“Now,” said she, “we can go on.”

THÉOPHILE GAUTIER, LOVER OF BEAUTY

While one is reading the tales of Gautier, he feels himself to be in a playhouse, confronted by a bewildering array of stage-settings, incredibly correct in detail and grouping, oppressively rich in appointment, and colorful—always colorful. At times characters are felt to be subordinated to background, yet these surroundings are so picturesque—or better, perhaps, so pictorial—that they furnish contrasts and harmonies which bring out rather than overpower the people who move amidst this very forest of accessory riches.

An examination of Gautier the man, both temperamentally and as his life was lived—if, indeed, there can be such a distinction—at once provides an explanation of this pervading love for setting: he was a passionate lover of the beautiful, and he was a persistent traveller in quest of things beautiful to look upon.

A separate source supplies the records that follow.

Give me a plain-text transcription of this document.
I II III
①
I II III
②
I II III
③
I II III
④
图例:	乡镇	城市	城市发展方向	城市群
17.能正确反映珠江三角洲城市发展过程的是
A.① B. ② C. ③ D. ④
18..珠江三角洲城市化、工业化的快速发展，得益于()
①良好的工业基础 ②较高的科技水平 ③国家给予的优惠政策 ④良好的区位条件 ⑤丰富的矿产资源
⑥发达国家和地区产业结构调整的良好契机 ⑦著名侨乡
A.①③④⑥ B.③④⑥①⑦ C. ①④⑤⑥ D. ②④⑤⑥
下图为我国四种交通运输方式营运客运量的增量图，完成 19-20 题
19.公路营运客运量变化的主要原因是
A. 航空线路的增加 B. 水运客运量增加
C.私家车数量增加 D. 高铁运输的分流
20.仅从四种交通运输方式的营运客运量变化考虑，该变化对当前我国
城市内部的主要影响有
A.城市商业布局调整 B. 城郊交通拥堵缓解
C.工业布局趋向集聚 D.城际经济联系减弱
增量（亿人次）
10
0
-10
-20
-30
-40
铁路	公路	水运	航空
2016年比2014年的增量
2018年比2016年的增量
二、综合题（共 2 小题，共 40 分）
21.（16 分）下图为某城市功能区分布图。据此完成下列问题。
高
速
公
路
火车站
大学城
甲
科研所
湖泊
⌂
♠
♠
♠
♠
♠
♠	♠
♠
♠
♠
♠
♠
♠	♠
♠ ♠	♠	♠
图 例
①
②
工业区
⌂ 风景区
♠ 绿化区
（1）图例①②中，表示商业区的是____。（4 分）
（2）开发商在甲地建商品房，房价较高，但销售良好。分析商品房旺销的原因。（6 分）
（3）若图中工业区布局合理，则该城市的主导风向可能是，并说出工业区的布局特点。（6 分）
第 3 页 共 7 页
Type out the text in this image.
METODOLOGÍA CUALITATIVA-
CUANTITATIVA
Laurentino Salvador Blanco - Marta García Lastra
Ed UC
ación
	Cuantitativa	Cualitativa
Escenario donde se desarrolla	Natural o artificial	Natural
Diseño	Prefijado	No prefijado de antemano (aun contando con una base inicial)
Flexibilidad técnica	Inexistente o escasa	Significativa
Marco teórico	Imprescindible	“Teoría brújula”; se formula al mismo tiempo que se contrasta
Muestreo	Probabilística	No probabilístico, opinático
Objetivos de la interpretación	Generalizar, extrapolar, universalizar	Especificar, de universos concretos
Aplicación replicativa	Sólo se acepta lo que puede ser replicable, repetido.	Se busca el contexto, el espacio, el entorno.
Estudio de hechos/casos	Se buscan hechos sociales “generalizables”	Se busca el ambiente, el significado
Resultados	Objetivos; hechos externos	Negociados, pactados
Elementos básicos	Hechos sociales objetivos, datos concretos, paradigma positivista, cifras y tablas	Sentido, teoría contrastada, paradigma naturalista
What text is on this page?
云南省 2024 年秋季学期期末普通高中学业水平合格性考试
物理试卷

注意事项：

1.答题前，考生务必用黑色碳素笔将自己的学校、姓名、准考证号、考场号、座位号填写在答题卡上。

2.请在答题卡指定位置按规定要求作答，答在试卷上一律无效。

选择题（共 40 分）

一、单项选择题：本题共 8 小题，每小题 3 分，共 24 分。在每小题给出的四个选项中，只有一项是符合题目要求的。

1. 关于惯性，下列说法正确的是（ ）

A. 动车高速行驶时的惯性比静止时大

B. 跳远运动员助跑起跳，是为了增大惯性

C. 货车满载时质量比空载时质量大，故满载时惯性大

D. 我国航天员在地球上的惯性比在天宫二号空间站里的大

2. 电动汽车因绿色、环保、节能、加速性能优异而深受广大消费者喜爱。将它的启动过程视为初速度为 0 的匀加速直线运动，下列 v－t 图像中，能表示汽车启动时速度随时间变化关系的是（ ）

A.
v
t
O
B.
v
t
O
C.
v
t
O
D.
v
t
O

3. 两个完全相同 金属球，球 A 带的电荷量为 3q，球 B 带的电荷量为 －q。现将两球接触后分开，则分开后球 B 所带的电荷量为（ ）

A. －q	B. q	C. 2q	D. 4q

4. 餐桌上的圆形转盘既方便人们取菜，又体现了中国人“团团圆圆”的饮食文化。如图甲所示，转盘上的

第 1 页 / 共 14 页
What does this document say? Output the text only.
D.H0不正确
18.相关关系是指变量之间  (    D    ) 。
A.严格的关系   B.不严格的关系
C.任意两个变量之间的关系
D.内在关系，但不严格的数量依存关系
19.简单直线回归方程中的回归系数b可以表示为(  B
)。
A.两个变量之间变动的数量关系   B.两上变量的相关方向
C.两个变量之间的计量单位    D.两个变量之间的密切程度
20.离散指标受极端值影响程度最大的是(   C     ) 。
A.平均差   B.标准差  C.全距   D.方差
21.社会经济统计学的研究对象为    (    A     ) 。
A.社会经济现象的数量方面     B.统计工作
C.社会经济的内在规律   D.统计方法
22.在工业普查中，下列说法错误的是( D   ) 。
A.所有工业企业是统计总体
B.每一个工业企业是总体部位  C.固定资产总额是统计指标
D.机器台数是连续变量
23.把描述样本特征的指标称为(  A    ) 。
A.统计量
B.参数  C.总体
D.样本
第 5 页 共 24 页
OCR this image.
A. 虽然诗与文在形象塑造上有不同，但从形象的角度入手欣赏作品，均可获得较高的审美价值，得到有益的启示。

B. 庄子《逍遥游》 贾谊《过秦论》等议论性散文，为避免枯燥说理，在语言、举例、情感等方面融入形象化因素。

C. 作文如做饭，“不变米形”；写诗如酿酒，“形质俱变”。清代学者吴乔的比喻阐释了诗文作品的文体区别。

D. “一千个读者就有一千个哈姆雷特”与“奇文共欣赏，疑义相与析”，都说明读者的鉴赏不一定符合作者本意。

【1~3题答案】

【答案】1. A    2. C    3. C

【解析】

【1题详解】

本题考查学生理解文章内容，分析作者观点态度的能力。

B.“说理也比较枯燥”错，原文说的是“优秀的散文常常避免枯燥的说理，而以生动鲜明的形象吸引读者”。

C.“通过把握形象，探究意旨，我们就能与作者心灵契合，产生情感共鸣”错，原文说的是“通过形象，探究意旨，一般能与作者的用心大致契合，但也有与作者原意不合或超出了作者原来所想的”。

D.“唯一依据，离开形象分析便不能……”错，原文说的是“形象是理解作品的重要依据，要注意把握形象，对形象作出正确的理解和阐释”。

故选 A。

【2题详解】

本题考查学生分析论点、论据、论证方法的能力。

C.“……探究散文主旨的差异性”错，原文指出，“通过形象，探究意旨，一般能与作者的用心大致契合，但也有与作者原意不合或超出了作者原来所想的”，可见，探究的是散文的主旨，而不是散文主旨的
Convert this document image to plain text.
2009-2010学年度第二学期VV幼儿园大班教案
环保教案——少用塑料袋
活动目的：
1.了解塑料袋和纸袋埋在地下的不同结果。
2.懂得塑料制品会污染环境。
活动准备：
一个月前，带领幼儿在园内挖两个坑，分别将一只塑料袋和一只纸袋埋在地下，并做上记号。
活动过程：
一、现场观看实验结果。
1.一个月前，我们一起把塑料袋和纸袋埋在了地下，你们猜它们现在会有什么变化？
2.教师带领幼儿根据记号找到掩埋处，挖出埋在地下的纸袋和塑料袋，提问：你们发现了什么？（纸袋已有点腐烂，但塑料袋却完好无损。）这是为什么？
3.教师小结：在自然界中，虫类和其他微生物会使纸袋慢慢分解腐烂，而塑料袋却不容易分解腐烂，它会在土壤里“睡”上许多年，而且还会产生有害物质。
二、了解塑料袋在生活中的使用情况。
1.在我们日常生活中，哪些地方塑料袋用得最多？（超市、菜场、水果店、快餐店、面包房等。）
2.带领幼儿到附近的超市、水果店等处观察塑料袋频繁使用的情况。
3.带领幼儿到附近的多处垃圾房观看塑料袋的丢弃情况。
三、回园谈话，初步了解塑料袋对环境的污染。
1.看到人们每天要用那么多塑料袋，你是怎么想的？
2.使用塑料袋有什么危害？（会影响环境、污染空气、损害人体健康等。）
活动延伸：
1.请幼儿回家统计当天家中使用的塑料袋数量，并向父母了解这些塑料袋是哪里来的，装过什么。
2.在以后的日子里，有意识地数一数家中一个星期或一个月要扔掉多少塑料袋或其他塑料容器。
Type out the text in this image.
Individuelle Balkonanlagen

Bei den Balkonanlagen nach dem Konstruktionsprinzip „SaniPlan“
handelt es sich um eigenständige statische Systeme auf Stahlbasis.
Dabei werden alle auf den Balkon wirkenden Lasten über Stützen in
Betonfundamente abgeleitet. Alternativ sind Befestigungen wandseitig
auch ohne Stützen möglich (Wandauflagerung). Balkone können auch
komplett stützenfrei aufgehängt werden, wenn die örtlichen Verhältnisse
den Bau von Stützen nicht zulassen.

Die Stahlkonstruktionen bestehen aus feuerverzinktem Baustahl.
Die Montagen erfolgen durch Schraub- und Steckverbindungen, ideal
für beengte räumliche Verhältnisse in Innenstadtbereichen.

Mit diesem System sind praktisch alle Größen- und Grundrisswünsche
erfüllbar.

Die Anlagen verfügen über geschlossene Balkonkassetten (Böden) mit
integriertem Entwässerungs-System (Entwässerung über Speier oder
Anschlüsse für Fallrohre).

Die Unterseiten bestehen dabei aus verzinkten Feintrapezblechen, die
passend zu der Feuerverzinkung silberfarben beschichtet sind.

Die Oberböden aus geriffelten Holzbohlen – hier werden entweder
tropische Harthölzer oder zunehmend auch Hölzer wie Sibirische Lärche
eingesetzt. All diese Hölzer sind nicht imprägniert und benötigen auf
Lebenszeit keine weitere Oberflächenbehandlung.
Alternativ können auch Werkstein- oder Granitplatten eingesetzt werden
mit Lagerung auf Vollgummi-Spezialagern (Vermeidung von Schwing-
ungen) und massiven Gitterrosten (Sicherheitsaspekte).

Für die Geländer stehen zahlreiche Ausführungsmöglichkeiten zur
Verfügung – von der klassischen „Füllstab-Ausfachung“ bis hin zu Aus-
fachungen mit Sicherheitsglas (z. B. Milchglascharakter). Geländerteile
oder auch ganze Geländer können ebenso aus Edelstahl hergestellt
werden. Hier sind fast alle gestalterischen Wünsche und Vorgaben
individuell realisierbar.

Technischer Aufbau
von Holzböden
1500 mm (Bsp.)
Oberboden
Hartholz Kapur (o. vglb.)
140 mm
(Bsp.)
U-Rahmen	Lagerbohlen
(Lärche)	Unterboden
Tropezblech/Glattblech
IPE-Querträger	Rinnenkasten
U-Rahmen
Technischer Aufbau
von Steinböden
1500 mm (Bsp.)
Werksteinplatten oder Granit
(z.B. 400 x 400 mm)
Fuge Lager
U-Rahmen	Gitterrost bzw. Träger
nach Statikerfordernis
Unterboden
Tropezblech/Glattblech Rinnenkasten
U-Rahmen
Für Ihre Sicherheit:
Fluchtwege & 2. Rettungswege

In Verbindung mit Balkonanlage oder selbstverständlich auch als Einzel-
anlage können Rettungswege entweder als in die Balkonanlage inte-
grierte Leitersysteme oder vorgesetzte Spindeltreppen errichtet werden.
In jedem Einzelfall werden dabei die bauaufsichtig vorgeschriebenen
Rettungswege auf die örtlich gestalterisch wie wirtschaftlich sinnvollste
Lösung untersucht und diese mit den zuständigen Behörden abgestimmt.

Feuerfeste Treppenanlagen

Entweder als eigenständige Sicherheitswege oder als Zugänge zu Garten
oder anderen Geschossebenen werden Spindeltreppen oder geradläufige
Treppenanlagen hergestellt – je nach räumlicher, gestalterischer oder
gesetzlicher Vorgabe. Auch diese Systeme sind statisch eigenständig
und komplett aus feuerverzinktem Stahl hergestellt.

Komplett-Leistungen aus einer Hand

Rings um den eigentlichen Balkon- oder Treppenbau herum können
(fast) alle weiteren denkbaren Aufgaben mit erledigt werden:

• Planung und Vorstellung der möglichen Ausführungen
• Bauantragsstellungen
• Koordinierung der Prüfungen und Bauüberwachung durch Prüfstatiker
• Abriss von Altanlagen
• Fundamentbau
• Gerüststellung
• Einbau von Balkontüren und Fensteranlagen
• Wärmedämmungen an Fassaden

To speak of an artist, whether in pigments, marbles, or words, as a lover of the beautiful will at once suggest to the “practical” reader a deep-eyed dreamer with soulful, upturned look, devoid of humour, and affecting a Bunthorne stride. Not so Gautier. Robust of body, almost coarse of physiognomy, and bubbling with life, he could mix his colors with humor, tone his admirations with censure, charge his prodigious memory with endless detail, and train his observation to the minutest accuracy. There was something sensual as well as sensuous in his mind, and he was saved from grovelling only by the dominance of that subtle perception and admiration for the beautiful in all its phases, which challenges continual comment in any consideration of the man and his work. Gautier was esthetic without being an esthete, witty yet not a wit, sentient but not sentimental, sensual though not gross.


A journey to the heart of Gautier leads by way of his outward life.

Tarbes, in the south of France, Department of the Hautes-Pyrénées, was the place of his birth, August 31, 1811. Jean-Pierre Gautier, his father, was in the revenue service, and an ardent royalist. He hailed from the Avignon of the Popes that Alphonse Daudet has chronicled so delightfully. Our author’s mother, Adélaïde-Antoinette Cocard, was a tailor’s daughter, and a noted beauty, whose sister had married into the nobility.

When Théophile was only three years old, his parents removed to Paris, but even at that elastic age the lad retained his love for the South, and, like his father, often repined for its warmth and color. He was a precocious youngster, beginning at five to devour books—Paul and Virginia and Robinson Crusoe among others.

The inevitable Lycée Louis-le-Grand was his academy, and by no means a happy prison it proved for the impressionable child, so poetic in temperament. Fortunately, his father soon took him home and entered him as a day-pupil elsewhere.